Capital News Service
WASHINGTON — Maryland received a good rating for its highway safety laws in a report re-leased recently by a national advocacy group, but the organization said the state has more work to do.
In the Advocates for Highway and Auto Safety’s 10th annual Roadmap Report, Maryland was one of 14 states (including the District of Columbia) to receive a positive, or green, rating.
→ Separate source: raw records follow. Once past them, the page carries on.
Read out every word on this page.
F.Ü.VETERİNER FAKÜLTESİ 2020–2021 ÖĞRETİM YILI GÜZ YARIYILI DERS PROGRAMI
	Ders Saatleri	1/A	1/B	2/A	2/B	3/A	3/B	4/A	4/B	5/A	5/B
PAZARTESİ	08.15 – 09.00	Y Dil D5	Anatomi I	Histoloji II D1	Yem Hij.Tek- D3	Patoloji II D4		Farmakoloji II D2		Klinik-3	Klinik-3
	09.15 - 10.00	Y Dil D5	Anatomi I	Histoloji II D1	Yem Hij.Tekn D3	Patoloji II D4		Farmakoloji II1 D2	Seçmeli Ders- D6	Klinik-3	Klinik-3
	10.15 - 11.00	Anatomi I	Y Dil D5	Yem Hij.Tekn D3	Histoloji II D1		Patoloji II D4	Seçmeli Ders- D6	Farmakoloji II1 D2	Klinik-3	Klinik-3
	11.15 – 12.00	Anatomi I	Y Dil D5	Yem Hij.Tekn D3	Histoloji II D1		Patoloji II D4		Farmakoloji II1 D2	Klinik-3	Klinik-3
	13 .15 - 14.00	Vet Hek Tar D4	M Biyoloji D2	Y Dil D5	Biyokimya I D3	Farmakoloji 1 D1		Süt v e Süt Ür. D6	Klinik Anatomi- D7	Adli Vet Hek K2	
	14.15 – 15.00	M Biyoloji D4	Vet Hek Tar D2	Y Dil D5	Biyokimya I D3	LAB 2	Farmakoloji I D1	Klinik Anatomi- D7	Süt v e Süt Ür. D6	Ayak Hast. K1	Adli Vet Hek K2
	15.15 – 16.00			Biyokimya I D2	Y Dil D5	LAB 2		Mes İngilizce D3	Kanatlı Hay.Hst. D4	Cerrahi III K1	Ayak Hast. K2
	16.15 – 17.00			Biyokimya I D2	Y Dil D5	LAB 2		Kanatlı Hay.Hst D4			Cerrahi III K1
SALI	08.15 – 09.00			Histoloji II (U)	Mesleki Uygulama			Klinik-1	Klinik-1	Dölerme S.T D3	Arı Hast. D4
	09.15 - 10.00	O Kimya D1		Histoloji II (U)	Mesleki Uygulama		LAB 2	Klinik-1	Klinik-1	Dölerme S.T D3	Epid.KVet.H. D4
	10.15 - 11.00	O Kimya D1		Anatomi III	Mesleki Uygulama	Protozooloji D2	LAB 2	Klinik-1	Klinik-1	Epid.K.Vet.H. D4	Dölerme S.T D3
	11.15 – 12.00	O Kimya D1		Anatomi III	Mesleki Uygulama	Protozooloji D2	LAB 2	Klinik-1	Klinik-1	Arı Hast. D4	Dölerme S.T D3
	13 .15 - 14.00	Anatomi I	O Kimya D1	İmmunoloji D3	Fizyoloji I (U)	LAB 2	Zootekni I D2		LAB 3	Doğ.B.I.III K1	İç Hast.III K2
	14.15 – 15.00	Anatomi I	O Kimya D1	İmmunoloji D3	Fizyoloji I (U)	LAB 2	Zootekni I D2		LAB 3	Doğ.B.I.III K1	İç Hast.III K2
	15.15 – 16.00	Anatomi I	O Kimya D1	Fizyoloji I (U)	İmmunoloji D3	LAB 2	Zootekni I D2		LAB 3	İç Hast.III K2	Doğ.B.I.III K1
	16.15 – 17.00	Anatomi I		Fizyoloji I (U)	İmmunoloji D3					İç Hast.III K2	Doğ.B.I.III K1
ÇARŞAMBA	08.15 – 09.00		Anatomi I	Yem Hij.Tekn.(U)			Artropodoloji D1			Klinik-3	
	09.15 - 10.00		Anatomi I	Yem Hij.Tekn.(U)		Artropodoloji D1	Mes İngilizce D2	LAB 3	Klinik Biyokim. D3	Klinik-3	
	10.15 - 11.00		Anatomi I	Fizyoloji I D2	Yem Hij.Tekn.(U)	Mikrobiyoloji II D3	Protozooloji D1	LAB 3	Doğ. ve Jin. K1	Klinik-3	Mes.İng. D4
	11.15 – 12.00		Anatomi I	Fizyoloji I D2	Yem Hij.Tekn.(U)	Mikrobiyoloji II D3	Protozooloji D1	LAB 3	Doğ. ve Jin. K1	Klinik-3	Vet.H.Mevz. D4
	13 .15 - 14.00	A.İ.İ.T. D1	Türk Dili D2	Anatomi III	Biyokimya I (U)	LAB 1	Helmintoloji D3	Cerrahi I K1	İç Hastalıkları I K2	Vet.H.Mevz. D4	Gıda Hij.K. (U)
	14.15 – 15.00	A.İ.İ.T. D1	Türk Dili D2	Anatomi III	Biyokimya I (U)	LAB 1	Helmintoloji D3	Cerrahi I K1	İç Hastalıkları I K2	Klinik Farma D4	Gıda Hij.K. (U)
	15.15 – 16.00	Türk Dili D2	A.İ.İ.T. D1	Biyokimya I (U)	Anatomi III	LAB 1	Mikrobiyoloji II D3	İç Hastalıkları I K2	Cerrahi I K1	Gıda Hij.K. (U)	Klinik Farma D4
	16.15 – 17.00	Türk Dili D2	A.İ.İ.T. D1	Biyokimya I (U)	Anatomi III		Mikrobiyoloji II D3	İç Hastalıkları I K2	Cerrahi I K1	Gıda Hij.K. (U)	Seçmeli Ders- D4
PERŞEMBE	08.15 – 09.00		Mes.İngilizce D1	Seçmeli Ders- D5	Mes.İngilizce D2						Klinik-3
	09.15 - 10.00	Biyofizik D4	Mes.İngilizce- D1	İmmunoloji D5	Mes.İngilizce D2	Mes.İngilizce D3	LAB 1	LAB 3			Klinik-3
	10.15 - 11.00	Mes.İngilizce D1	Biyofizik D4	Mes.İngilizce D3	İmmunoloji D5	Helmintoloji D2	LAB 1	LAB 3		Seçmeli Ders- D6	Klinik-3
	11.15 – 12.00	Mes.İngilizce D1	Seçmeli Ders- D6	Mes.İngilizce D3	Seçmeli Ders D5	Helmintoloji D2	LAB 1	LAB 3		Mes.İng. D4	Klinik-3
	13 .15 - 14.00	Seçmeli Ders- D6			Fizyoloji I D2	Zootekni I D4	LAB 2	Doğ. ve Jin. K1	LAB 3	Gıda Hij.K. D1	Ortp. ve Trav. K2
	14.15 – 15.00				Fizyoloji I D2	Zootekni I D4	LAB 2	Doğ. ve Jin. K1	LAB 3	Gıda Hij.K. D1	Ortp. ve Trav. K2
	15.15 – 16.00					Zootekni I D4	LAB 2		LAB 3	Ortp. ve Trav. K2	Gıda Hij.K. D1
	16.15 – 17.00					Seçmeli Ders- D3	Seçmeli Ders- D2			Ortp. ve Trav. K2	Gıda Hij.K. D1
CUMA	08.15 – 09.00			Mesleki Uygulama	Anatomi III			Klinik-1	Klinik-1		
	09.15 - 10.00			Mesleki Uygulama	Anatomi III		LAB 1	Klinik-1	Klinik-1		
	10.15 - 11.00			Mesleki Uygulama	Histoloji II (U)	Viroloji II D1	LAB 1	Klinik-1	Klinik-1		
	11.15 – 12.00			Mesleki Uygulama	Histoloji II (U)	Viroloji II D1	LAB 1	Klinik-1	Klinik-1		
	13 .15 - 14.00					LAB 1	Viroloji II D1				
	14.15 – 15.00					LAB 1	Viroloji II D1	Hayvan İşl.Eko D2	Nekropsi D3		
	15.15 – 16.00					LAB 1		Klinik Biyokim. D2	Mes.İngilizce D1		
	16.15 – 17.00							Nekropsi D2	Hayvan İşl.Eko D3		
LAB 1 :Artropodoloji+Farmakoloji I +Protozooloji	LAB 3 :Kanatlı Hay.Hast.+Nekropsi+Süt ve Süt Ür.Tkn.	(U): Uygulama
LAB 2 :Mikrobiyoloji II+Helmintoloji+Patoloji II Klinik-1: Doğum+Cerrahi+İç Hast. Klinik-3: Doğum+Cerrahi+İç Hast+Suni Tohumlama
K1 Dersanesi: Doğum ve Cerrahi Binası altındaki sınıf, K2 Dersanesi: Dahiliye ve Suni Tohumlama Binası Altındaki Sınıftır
The state has both a primary enforcement seat belt law and an all-rider motorcycle helmet law, which are requirements for a green rating.
“Maryland has done a good job,” said Jacqueline Gillan, the organization’s president, after a news conference announcing the findings. “We would like to see them do better.”
The state received credit for 10 of the 15 provisions recommended by the group to combat injuries and fatalities resulting from inexperienced, distracted and impaired drivers.
The District of Columbia has 12 of the 15 recommended provisions, while Virginia has only eight, good for a yellow rating.
Specifically, Gillan said, Maryland needs to upgrade its teen driving laws, including enacting stronger provisions against driving at night, using cell phones and having passengers.
The report dings Maryland for allowing teens who are 15-years-nine-months old to receive learner’s permits, rather than waiting until age 16.
Buel Young, spokesman for Maryland’s Motor Vehicle Administration, said that “Maryland is in great standing compared to other states.”
But, he noted, Advocates’ ratings are based on public policy, not performance. “We’re looking on performance to see what’s actually working,” Young said.
While the state has seen a significant drop in young-driver-related fatalities over the last few years, Young said the MVA is “always looking to drive fatalities to zero.”